Thank you in advance for your help!

The form for the random effects look OK, but this loop feels wrong:

Here, you are going to be executing Yobs[s] ~ multi_normal_cholesky(mu[s], SIGMA[s]); a total of P times. I think you want to rewrite this as

for (s in 1:S) {
  Yobs[s] ~ multi_normal_cholesky(mu[s], SIGMA[s]);
  for (p in 1:P) {
    to_vector(phi[p, s]) ~ std_normal();
  }
}

If P is at all large you’ll be getting the wrong answer (counting each Yobs a total of P times) and running much more slowly.

You also don’t need to save SIGMA as a transformed parameter—it’ll produce a lot of I/O, which is slow, especially on clusters. It’s better to recreate it in generated quantities in terms of overall speed—computation in generated quantities is super fast because it’s just primitive values rather than autodiff.

You can get some more speedups by vectorizing some of the code in transformed parameters, but that’ll be minor.

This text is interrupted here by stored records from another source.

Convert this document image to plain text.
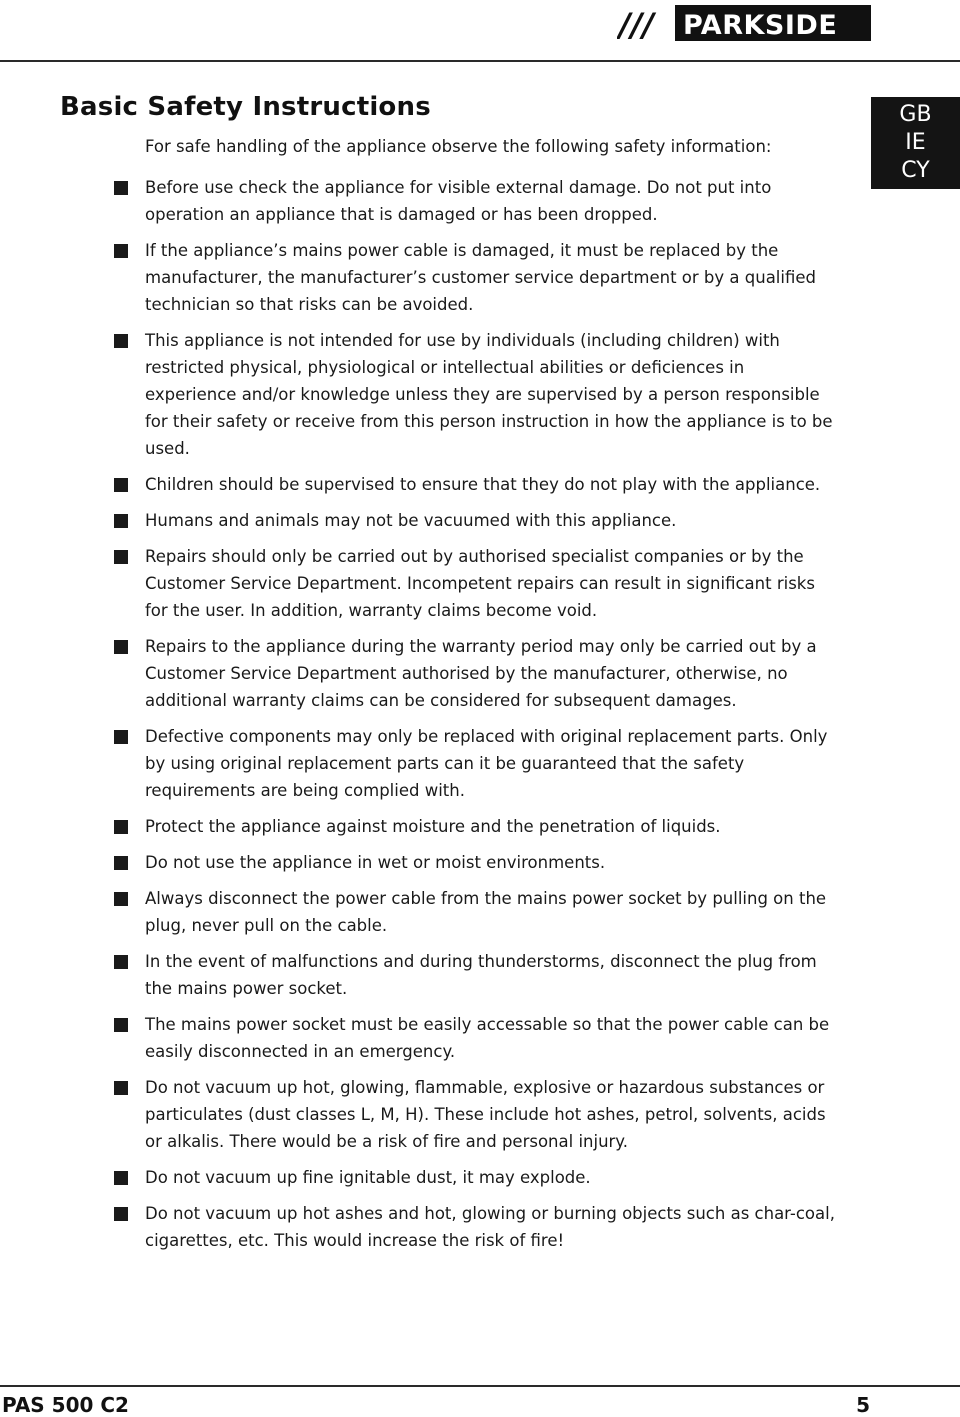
/// PARKSIDE
Basic Safety Instructions	GB
IE
CY

For safe handling of the appliance observe the following safety information:

Before use check the appliance for visible external damage. Do not put into operation an appliance that is damaged or has been dropped.
If the appliance’s mains power cable is damaged, it must be replaced by the manufacturer, the manufacturer’s customer service department or by a qualified technician so that risks can be avoided.
This appliance is not intended for use by individuals (including children) with restricted physical, physiological or intellectual abilities or deficiences in experience and/or knowledge unless they are supervised by a person responsible for their safety or receive from this person instruction in how the appliance is to be used.
Children should be supervised to ensure that they do not play with the appliance.
Humans and animals may not be vacuumed with this appliance.
Repairs should only be carried out by authorised specialist companies or by the Customer Service Department. Incompetent repairs can result in significant risks for the user. In addition, warranty claims become void.
Repairs to the appliance during the warranty period may only be carried out by a Customer Service Department authorised by the manufacturer, otherwise, no additional warranty claims can be considered for subsequent damages.
Defective components may only be replaced with original replacement parts. Only by using original replacement parts can it be guaranteed that the safety requirements are being complied with.
Protect the appliance against moisture and the penetration of liquids.
Do not use the appliance in wet or moist environments.
Always disconnect the power cable from the mains power socket by pulling on the plug, never pull on the cable.
In the event of malfunctions and during thunderstorms, disconnect the plug from the mains power socket.
The mains power socket must be easily accessable so that the power cable can be easily disconnected in an emergency.
Do not vacuum up hot, glowing, flammable, explosive or hazardous substances or particulates (dust classes L, M, H). These include hot ashes, petrol, solvents, acids or alkalis. There would be a risk of fire and personal injury.
Do not vacuum up fine ignitable dust, it may explode.
Do not vacuum up hot ashes and hot, glowing or burning objects such as char-coal, cigarettes, etc. This would increase the risk of fire!
PAS 500 C2	5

The random effect form looks OK, but I can’t tell form a quick look if all the bounds are right with the T-P and t + P and so on. I you can somehow make those more naturally indexed it’d help. You can code it all to make things more efficient.

The main thing to do is to reduce the number of calls to multi_normal_cholesky.

Thank you for your suggestions! Just placing the call for multi_normal_cholesky likelihood outside the P loop seemed to work pretty well for speeding up the model - now it runs in a fraction of the time, even with multiple stations and species.

Best,
Matheus